Komşusu mu?

Müttefiki mi?

Derttaşı mı?

Dindaşı mı?

Hamisi mi?

Banisi mi?

Neyi oluyor sahi?

Zalim Esad'ın devrilmesinde, yeni Suriye yönetimin şekillenmesinde Türkiye'nin katkısı herkesçe biliniyor.

Milli istihbarat başkanının ilk andan itibaren ziyaretleri herhâlde 'öylesine' değildi.

Dışişlerinin samimi pozları sadece ‘fotoğraflık’ değildi.

Ankara hükümetinin Şara yönetimine kucak açması bir dostluğun ötesindeydi.

Türkiye, Suriye halkına baştan beri sahip çıktı. Yeni süreç ile beraber bu sahiplilik durumu çok farklı şekilde yapılanmaya gitti. Suriye’nin uluslararası toplumda kabulü, yaptırımların kaldırılması, ekonomik yardımlar gibi alanlarda öncülük etti.

Suriye Milli Ordusu'nun eğitilmesinde, teçhiz edilmesinde ciddi katkılar sundu. Yani her alanda imar ve inşa ile ilgili önemli adımlar atıldı. Lojistik destek anlamında yardımlar zaten herkesçe bilinen bir şey.

Tüm bunlar ve bilmediğimiz fazlalıklar ortada iken

Suriye’ye siyonist çete bomba attığında işi sadece “kınama” ile geçiştirmek normal mi acaba?

Suriye, Dürziler üzerinden bir iç savaşa sürüklenirken uzaktan seyretmek olabilir mi acaba?

Hani herkes kendi başının çaresine bakacaksa baştan beri o mesafede yaklaşılsaydı daha iyi olmaz mıydı?

Kimse Türkiye, Suriye ile beraber israil ile savaşsın demiyor.

Ama işi sadece kınamadan ibaret görmeyi de makul kabul etmiyor.

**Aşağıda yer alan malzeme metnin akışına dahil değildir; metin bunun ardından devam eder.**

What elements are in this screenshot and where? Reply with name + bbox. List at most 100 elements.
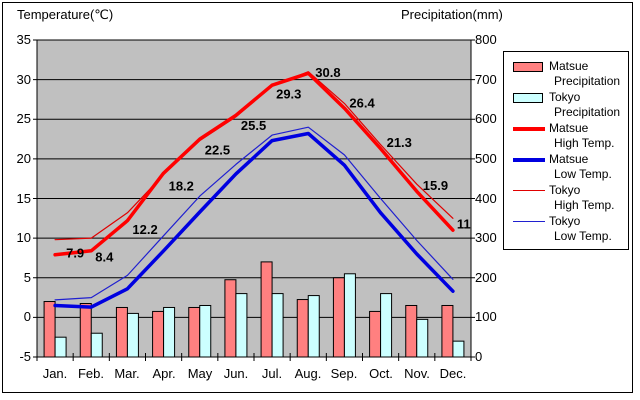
right-axis-tick: 800: [475, 32, 497, 47]
legend-swatch: [513, 61, 545, 72]
precip-bar: [441, 304, 454, 358]
precip-bar: [369, 310, 382, 358]
data-point-label: 18.2: [169, 179, 194, 194]
precip-bar: [260, 261, 273, 358]
legend-line-swatch: [513, 157, 545, 162]
x-axis-month-label: Oct.: [369, 366, 393, 381]
data-point-label: 25.5: [241, 118, 266, 133]
x-axis-month-label: Sep.: [330, 366, 358, 381]
precip-bar: [152, 310, 165, 358]
precip-bar: [332, 277, 345, 358]
legend-line-swatch: [513, 190, 545, 191]
right-axis-title: Precipitation(mm): [401, 7, 503, 22]
left-axis-tick: 15: [16, 191, 31, 206]
left-axis-title: Temperature(℃): [17, 7, 114, 22]
data-point-label: 30.8: [315, 65, 340, 80]
x-axis-month-label: Jul.: [261, 366, 283, 381]
precip-bar: [43, 301, 56, 358]
legend-series-sub: Low Temp.: [554, 167, 612, 181]
precip-bar: [235, 293, 248, 358]
left-axis-tick: 0: [23, 309, 31, 324]
chart-outer-frame: [2, 2, 633, 393]
precip-bar: [380, 293, 393, 358]
precip-bar: [452, 340, 465, 358]
legend-series-name: Matsue: [549, 121, 589, 135]
legend-series-name: Tokyo: [549, 90, 581, 104]
left-axis-tick: 5: [23, 270, 31, 285]
temp-line: [53, 131, 455, 309]
left-axis-tick: 35: [16, 32, 31, 47]
legend-series-sub: Precipitation: [554, 74, 621, 88]
data-point-label: 29.3: [276, 87, 301, 102]
x-axis-month-label: Apr.: [152, 366, 176, 381]
precip-bar: [79, 303, 92, 358]
plot-area: 7.9 8.4 12.2 18.2 22.5 25.5 29.3 30.8 26.4 21.3 15…: [33, 39, 475, 361]
precip-bar: [115, 306, 128, 358]
legend-series-sub: High Temp.: [554, 198, 615, 212]
legend-item: Tokyo Low Temp.: [504, 214, 628, 245]
right-axis-tick: 200: [475, 270, 497, 285]
x-axis-month-label: Jun.: [223, 366, 249, 381]
right-axis-tick: 400: [475, 191, 497, 206]
data-point-label: 12.2: [132, 222, 157, 237]
legend-item: Matsue Low Temp.: [504, 152, 628, 183]
plot-border: [36, 39, 472, 358]
precip-bar: [343, 273, 356, 358]
legend-item: Matsue Precipitation: [504, 59, 628, 90]
precip-bar: [307, 295, 320, 358]
legend-bar-swatch: [513, 61, 543, 72]
precip-bar: [90, 332, 103, 358]
left-axis-tick: 10: [16, 230, 31, 245]
x-axis-month-label: Mar.: [114, 366, 140, 381]
data-point-label: 8.4: [95, 249, 114, 264]
legend-series-name: Tokyo: [549, 214, 581, 228]
precip-bar: [163, 306, 176, 358]
legend-swatch: [513, 92, 545, 103]
data-point-label: 11: [457, 217, 471, 232]
right-axis-tick: 0: [475, 349, 483, 364]
left-axis-tick: 20: [16, 151, 31, 166]
data-point-label: 22.5: [205, 143, 230, 158]
legend-series-name: Matsue: [549, 59, 589, 73]
legend-item: Tokyo Precipitation: [504, 90, 628, 121]
precip-bar: [224, 279, 237, 358]
legend-line-swatch: [513, 221, 545, 222]
precip-bar: [188, 306, 201, 358]
x-axis-month-label: Aug.: [294, 366, 322, 381]
left-axis-tick: -5: [19, 349, 31, 364]
precip-bar: [416, 318, 429, 358]
legend-swatch: [513, 221, 545, 222]
precip-bar: [126, 312, 139, 358]
data-point-label: 26.4: [349, 96, 375, 111]
data-point-label: 7.9: [66, 245, 84, 260]
legend-swatch: [513, 190, 545, 191]
legend-swatch: [513, 157, 545, 162]
right-axis-tick: 100: [475, 309, 497, 324]
legend-series-sub: High Temp.: [554, 136, 615, 150]
legend-item: Tokyo High Temp.: [504, 183, 628, 214]
data-point-label: 15.9: [423, 178, 448, 193]
right-axis-tick: 700: [475, 72, 497, 87]
right-axis-tick: 500: [475, 151, 497, 166]
x-axis-month-label: Jan.: [42, 366, 68, 381]
temp-line: [54, 126, 454, 301]
precip-bar: [199, 304, 212, 358]
right-axis-tick: 300: [475, 230, 497, 245]
legend-series-sub: Precipitation: [554, 105, 621, 119]
data-point-label: 21.3: [387, 135, 412, 150]
legend-bar-swatch: [513, 92, 543, 103]
legend-swatch: [513, 126, 545, 131]
legend-line-swatch: [513, 126, 545, 131]
legend: Matsue Precipitation Tokyo Precipitation…: [503, 51, 629, 250]
right-axis-tick: 600: [475, 111, 497, 126]
temp-line: [53, 71, 455, 257]
legend-item: Matsue High Temp.: [504, 121, 628, 152]
legend-series-name: Tokyo: [549, 183, 581, 197]
precip-bar: [405, 304, 418, 358]
x-axis-month-label: Dec.: [439, 366, 467, 381]
legend-series-name: Matsue: [549, 152, 589, 166]
precip-bar: [54, 336, 67, 358]
left-axis-tick: 25: [16, 111, 31, 126]
left-axis-tick: 30: [16, 72, 31, 87]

Çünkü bu işin sonu Türkiye’ye dokunuyor. Dokundurmak planındalar.

Bu açıdan kınama ile bu iş kurtarmaz.

Madem Suriye ile bir yola girildi. O zaman bu işin bedeli de hesap edilmelidir.

Adımlar buna göre atılmalıdır.

“Suriye halkının yanındayız.” demek ile olmuyor bu işler.

“Suriye halkının yanında olmak ile beraber ortak düşmanımız ve insanlık düşmanı israil'in karşısındayız.” demek icap eder.

Ya da “Komşumuz Suriye’ye atılan bomba bize atılmış kabul ederiz. Ey vahşi siyonistler! Size yönelik hiçbir tehdidi ve saldırısı yokken ülkeyi bombalamanıza izin vermeyiz. Suriye’ye kendi güvenliğini koruma adına her türlü desteği vereceğiz.” gibi mesajlar ve adımlar gerekli değil miydi?

Yoksa 'bize ne' hesabı varsa

Bari baştan meydanlarda, masalarda, sanal ve sosyal mecralarda bu pozlar verilmeseydi.

O zaman bir beklenti de oluşmazdı bari.